Introduction: The possible correlation between serum lipid levels and outcome after stroke is still controversial. Therefore we examined whether serum lipid levels at admission had any prognostic value in the 3-month outcome after stroke.
Methods: We performed a prospective, observational study of 649 patients with acute ischaemic stroke and intracerebral haemorrhagic stroke (ICH). Information on age, sex, history of arterial hypertension, diabetes mellitus, drinking, current smoking status, stroke type, Glasgow Coma Scale and Scandinavian Stroke Scale score, time from stroke onset, and presence of atrial fibrillation was obtained. Serum lipid levels were measured in blood samples taken from fasting patients 12 to 48 hours following ictus. Death and poor neurological outcome (Modified Rankin Scale score of > or =3 points) were defined as outcome events. A logistic regression model was performed to estimate the effect of the above variables on outcome after stroke.

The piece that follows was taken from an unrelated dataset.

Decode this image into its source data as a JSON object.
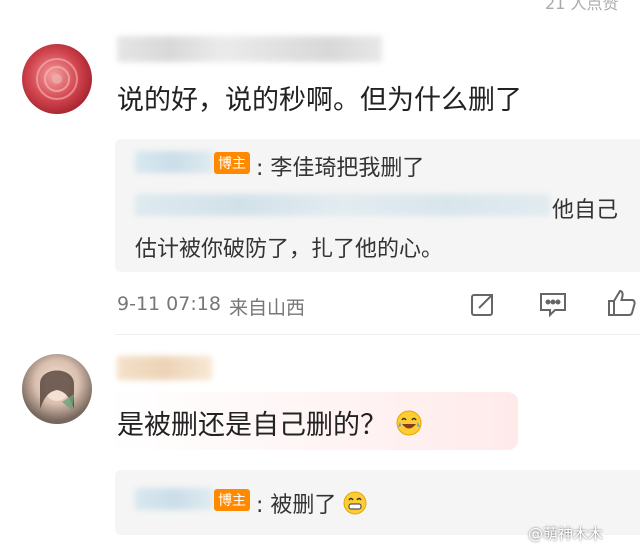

Results: We found that the median levels of serum total cholesterol (TC), triglycerides (TG) and high-density lipoprotein cholesterol (HDL-C) in good outcome patients with acute stroke were significantly higher (P<0.005) than those of poor outcome patients. The low levels of serum TC, TG and HDL-C (P<0.05) were independently related to increased 3-month poor outcome after acute ischaemic stroke and ICH. However, there was no significant relationship between LDL-C levels and 3-month outcome.
Conclusion: The data from this study show that low levels of serum TC, TG and HDL-C are strong independent predictors of 3-month poor outcome in patients with acute ischaemic stroke and ICH.